When the Syrian revolution began in 2011, most residents of Al-Zahraa neighbourhood in Homs sided with the regime, many even joining the National Defence Forces (NDF), a pro-government militia. The NDF subsequently made Al-Zahraa into a base for attacks on surrounding pro-opposition neighbourhoods such as Al-Bayadeh and Karam Al-Zeitoun, and harassed residents of Al-Zahraa, seizing many displaced people’s homes.
Situated in the eastern part of Homs, Al-Zahraa is an informal settlement which was built in the 1970s on agricultural land not meant for construction. A sizable minority of Sunni Bedouin clans historically from the area live in the neighbourhood, alongside an Alawite majority originally hailing from rural parts of the Homs governorate. Most Alawite residents of Al-Zahraa are low-income employees and workers in state institutions, as well as the security and military services.
The neighbourhood saw a blossoming leftist movement in the 1980s. It served as a hiding spot for members of the League of Communist Action (LCA) who were wanted by the security authorities. The LCA is a communist anti-regime movement active in the 1980s, whose members were primarily members of religious minorities, university students and members of the armed forces. Many members were subject to reprisals by the security services, torture and years of imprisonment.
Like most informal settlements in Syria, Al-Zahraa suffered from poor government services such as electricity, water, sewage, municipal services and healthcare. That began to change in 2011 as construction work picked up, spurred by NDF members who had become wealthy by looting the surrounding neighbourhoods. The government started to pay more attention to Al-Zahraa in response to the loyalty presented by its residents. Roads were paved, and transportation became better organised.
In December 2012, four Alawite female nurses were murdered, and their bodies were thrown in Al-Zahraa’s main public square. The NDF massacred 40 Sunni residents in retaliation. Remaining Sunni residents, as well as pro-opposition Alawite residents, subsequently fled the neighbourhood. The NDF was then able to extort the empty homes. Property extortion is the seizure of someone else’s property without their consent or legal basis for ownership or legitimate reason.

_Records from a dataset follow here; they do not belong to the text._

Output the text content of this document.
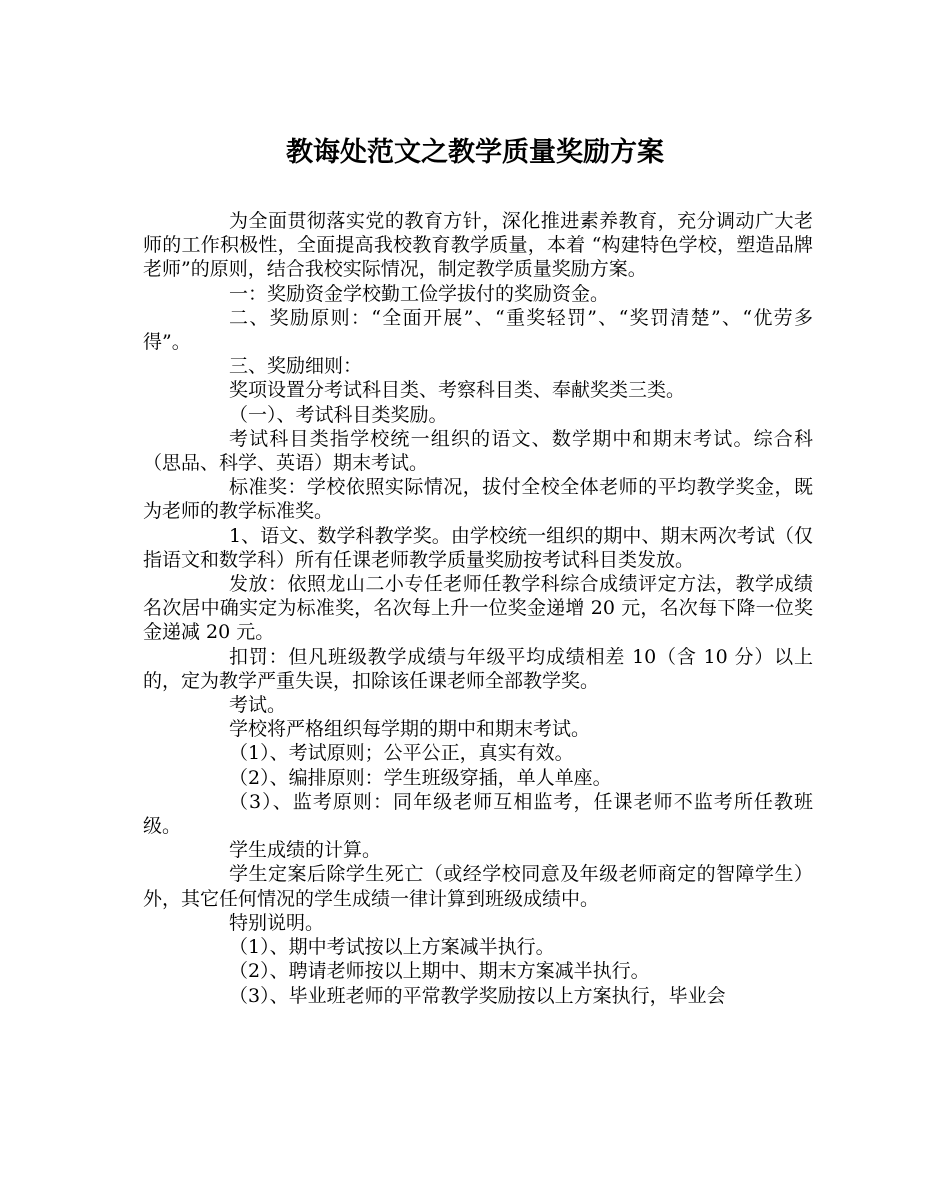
教诲处范文之教学质量奖励方案

为全面贯彻落实党的教育方针，深化推进素养教育，充分调动广大老师的工作积极性，全面提高我校教育教学质量，本着 “构建特色学校，塑造品牌老师”的原则，结合我校实际情况，制定教学质量奖励方案。

一：奖励资金学校勤工俭学拔付的奖励资金。

二、奖励原则：“全面开展”、“重奖轻罚”、“奖罚清楚”、“优劳多得”。

三、奖励细则：

奖项设置分考试科目类、考察科目类、奉献奖类三类。

（一）、考试科目类奖励。

考试科目类指学校统一组织的语文、数学期中和期末考试。综合科（思品、科学、英语）期末考试。

标准奖：学校依照实际情况，拔付全校全体老师的平均教学奖金，既为老师的教学标准奖。

1、语文、数学科教学奖。由学校统一组织的期中、期末两次考试（仅指语文和数学科）所有任课老师教学质量奖励按考试科目类发放。

发放：依照龙山二小专任老师任教学科综合成绩评定方法，教学成绩名次居中确实定为标准奖，名次每上升一位奖金递增 20 元，名次每下降一位奖金递减 20 元。

扣罚：但凡班级教学成绩与年级平均成绩相差 10（含 10 分）以上的，定为教学严重失误，扣除该任课老师全部教学奖。

考试。

学校将严格组织每学期的期中和期末考试。

（1）、考试原则；公平公正，真实有效。

（2）、编排原则：学生班级穿插，单人单座。

（3）、监考原则：同年级老师互相监考，任课老师不监考所任教班级。

学生成绩的计算。

学生定案后除学生死亡（或经学校同意及年级老师商定的智障学生）外，其它任何情况的学生成绩一律计算到班级成绩中。

特别说明。

（1）、期中考试按以上方案减半执行。

（2）、聘请老师按以上期中、期末方案减半执行。

（3）、毕业班老师的平常教学奖励按以上方案执行，毕业会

Souad, who comes from a Sunni family, lived at home with her mother when the revolution broke out. Their house was unlicensed and constructed by her father several decades previously. Though Souad’s father was already deceased at the time, he had been a volunteer in the Syrian army and old friends and colleagues surrounded their home from his army days. Fearing sectarian violence, Souad and her mother fled the house during the war. The NDF soon seized it. In 2015, she turned to the police for help recovering the home but later preferred to sell it at a lower price and live elsewhere.
Such harassment did not only target Sunni residents of the neighbourhood, but also Alawites who opposed the regime. Saeed, an Alawite man in his 40s, left his home in Al-Zahraa due to a dispute with NDF members after the 2012 massacre. Because of Saeed’s stance against revenge killings, people threw stones at his house. Fearing things could worsen, he left his home and rented a house in a nearby neighbourhood. Shortly afterward, the NDF allowed the family of one of its fallen fighters to reside in Saeed’s house.
Saeed managed to visit his house several times after the fighting ended in 2014 and asked the family living there to leave, to no avail, he told The Syria Report. It was only after he filed a complaint to the police, complete with documents proving his ownership of the house, that he could get it back. Because there are no proper title deeds for houses in informal settlements, ownership documents usually include notarised purchase contracts for agricultural land or shares and any available electricity, water and phone bills.
The property violations have even affected members of the NDF. Ali, who came from a Bedouin clan in Al-Zahraa, was affiliated with the NDF but was killed in a personal dispute with other Bedouin residents in 2013. His family received threats after the incident, telling them to leave the neighbourhood. They did so, moving to another part of Homs, and another NDF-affiliated family settled in their empty house.
In at least one case, an NDF officer on duty was also targeted. In 2014, security forces carried out a series of arrests on NDF members in Al-Zahraa, on numerous charges, including drug trafficking, theft, gang membership and kidnapping for ransom. The family of one of those arrested turned to an Alawite officer from Al-Zahraa to mediate for their son’s release. Because the officer refused to mediate, he was subject to intimidation tactics, including a bomb thrown at his home. In the end, he decided to flee the neighbourhood.